"Were you down-stairs at dinner tonight, flirting with the grand dukes and big-wigs?" he demanded as he kissed her pale cheek.

"As if you didn't know," she austerely rebuked, "that, when company comes, I always have supper right here in my own room."

It would have been a surrender of principle for Hannah Burton to call "company" guests, or the evening meal "dinner."

"There were some very smart people down-stairs, I'm told," the man heckled with twinkling eyes. "Divorcées in numbers and affinities galore."

The old lady shuddered.

"Ham, I wish you wouldn't run on in that ungodly fashion. I'm sure it's no laughing matter. I pray for you day and night, but when a body's blinded by wealth and imagining vain things they're in mortal danger."

Her nephew's face softened. "As long as you're praying for me, Aunt Hannah," he assured her, "I still have a fighting chance."

"Ham," she said suddenly with a shadow of deep anxiety in her eyes, "ain't your father playing cards more than's good for him?

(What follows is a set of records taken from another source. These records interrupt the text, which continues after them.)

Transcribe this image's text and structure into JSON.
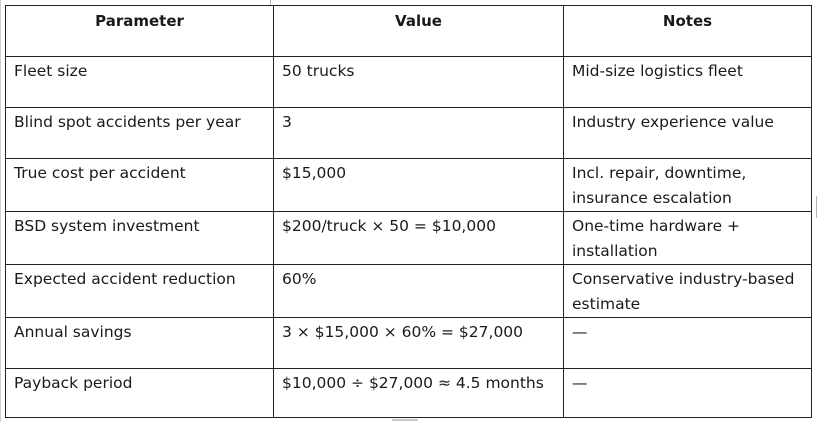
{
  "table": {
    "headers": [
      "Parameter",
      "Value",
      "Notes"
    ],
    "rows": [
      [
        "Fleet size",
        "50 trucks",
        "Mid-size logistics fleet"
      ],
      [
        "Blind spot accidents per year",
        "3",
        "Industry experience value"
      ],
      [
        "True cost per accident",
        "$15,000",
        "Incl. repair, downtime, insurance escalation"
      ],
      [
        "BSD system investment",
        "$200/truck × 50 = $10,000",
        "One-time hardware + installation"
      ],
      [
        "Expected accident reduction",
        "60%",
        "Conservative industry-based estimate"
      ],
      [
        "Annual savings",
        "3 × $15,000 × 60% = $27,000",
        "—"
      ],
      [
        "Payback period",
        "$10,000 ÷ $27,000 ≈ 4.5 months",
        "—"
      ]
    ]
  }
}
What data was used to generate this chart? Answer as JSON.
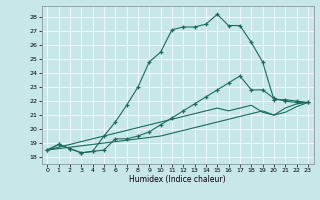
{
  "xlabel": "Humidex (Indice chaleur)",
  "xlim": [
    -0.5,
    23.5
  ],
  "ylim": [
    17.5,
    28.8
  ],
  "xticks": [
    0,
    1,
    2,
    3,
    4,
    5,
    6,
    7,
    8,
    9,
    10,
    11,
    12,
    13,
    14,
    15,
    16,
    17,
    18,
    19,
    20,
    21,
    22,
    23
  ],
  "yticks": [
    18,
    19,
    20,
    21,
    22,
    23,
    24,
    25,
    26,
    27,
    28
  ],
  "bg_color": "#c8e8e8",
  "line_color": "#1a6b5a",
  "grid_color": "#e0f0f0",
  "line1_x": [
    0,
    1,
    2,
    3,
    4,
    5,
    6,
    7,
    8,
    9,
    10,
    11,
    12,
    13,
    14,
    15,
    16,
    17,
    18,
    19,
    20,
    21,
    22,
    23
  ],
  "line1_y": [
    18.5,
    18.9,
    18.6,
    18.3,
    18.4,
    19.5,
    20.5,
    21.7,
    23.0,
    24.8,
    25.5,
    27.1,
    27.3,
    27.3,
    27.5,
    28.2,
    27.4,
    27.4,
    26.2,
    24.8,
    22.1,
    22.1,
    22.0,
    21.9
  ],
  "line2_x": [
    0,
    1,
    2,
    3,
    4,
    5,
    6,
    7,
    8,
    9,
    10,
    11,
    12,
    13,
    14,
    15,
    16,
    17,
    18,
    19,
    20,
    21,
    22,
    23
  ],
  "line2_y": [
    18.5,
    18.9,
    18.6,
    18.3,
    18.4,
    18.5,
    19.3,
    19.3,
    19.5,
    19.8,
    20.3,
    20.8,
    21.3,
    21.8,
    22.3,
    22.8,
    23.3,
    23.8,
    22.8,
    22.8,
    22.2,
    22.0,
    21.9,
    21.9
  ],
  "line3_x": [
    0,
    1,
    2,
    3,
    4,
    5,
    6,
    7,
    8,
    9,
    10,
    11,
    12,
    13,
    14,
    15,
    16,
    17,
    18,
    19,
    20,
    21,
    22,
    23
  ],
  "line3_y": [
    18.5,
    18.7,
    18.9,
    19.1,
    19.3,
    19.5,
    19.7,
    19.9,
    20.1,
    20.3,
    20.5,
    20.7,
    20.9,
    21.1,
    21.3,
    21.5,
    21.3,
    21.5,
    21.7,
    21.2,
    21.0,
    21.5,
    21.8,
    21.9
  ],
  "line4_x": [
    0,
    1,
    2,
    3,
    4,
    5,
    6,
    7,
    8,
    9,
    10,
    11,
    12,
    13,
    14,
    15,
    16,
    17,
    18,
    19,
    20,
    21,
    22,
    23
  ],
  "line4_y": [
    18.5,
    18.6,
    18.7,
    18.8,
    18.9,
    19.0,
    19.1,
    19.2,
    19.3,
    19.4,
    19.5,
    19.7,
    19.9,
    20.1,
    20.3,
    20.5,
    20.7,
    20.9,
    21.1,
    21.3,
    21.0,
    21.2,
    21.6,
    21.9
  ]
}
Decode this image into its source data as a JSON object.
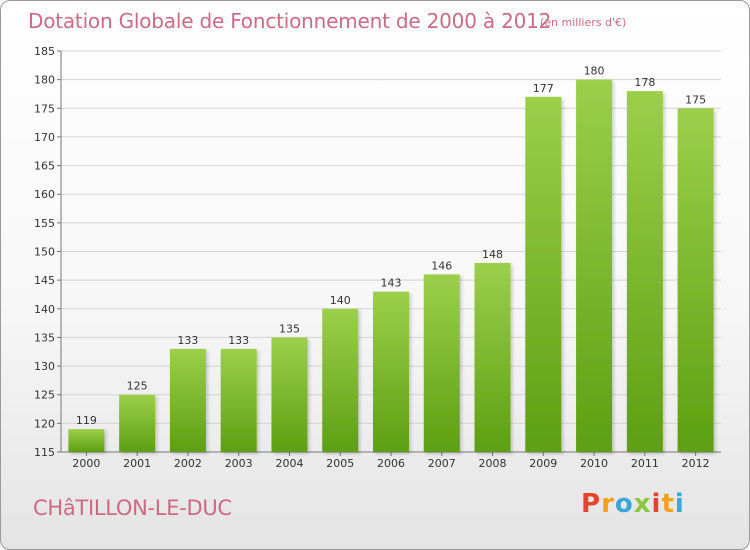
{
  "header": {
    "title": "Dotation Globale de Fonctionnement de 2000 à 2012",
    "subtitle": "(en milliers d'€)"
  },
  "footer": {
    "commune": "CHâTILLON-LE-DUC",
    "logo": "Proxiti",
    "logo_colors": [
      "#e8432f",
      "#f4a21c",
      "#3aa7d9",
      "#8cc63f",
      "#e8432f",
      "#f4a21c",
      "#3aa7d9"
    ]
  },
  "colors": {
    "bar_top": "#9ccf4b",
    "bar_bottom": "#5d9f12",
    "text_accent": "#cc6a84",
    "grid": "#d4d4d4"
  },
  "chart_data": {
    "type": "bar",
    "title": "Dotation Globale de Fonctionnement de 2000 à 2012",
    "subtitle": "(en milliers d'€)",
    "xlabel": "",
    "ylabel": "",
    "categories": [
      "2000",
      "2001",
      "2002",
      "2003",
      "2004",
      "2005",
      "2006",
      "2007",
      "2008",
      "2009",
      "2010",
      "2011",
      "2012"
    ],
    "values": [
      119,
      125,
      133,
      133,
      135,
      140,
      143,
      146,
      148,
      177,
      180,
      178,
      175
    ],
    "ylim": [
      115,
      185
    ],
    "yticks": [
      115,
      120,
      125,
      130,
      135,
      140,
      145,
      150,
      155,
      160,
      165,
      170,
      175,
      180,
      185
    ],
    "grid": true,
    "data_labels": true
  }
}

I've worried considerable about that here of late. He used to read his Scriptures regular. Now he don't do it. Instead he gambles."

"Father only plays in amiable little games, for the sake of charity, Aunt Hannah." Hamilton smiled indulgently as he enlightened her. "You could hardly call it gambling. In gambling there is an element of chance. Father merely contributes."

The old lady shook her head. "This town ain't much different from Tyre and Sidon and Babylon, so far as I can see," she mournfully asserted.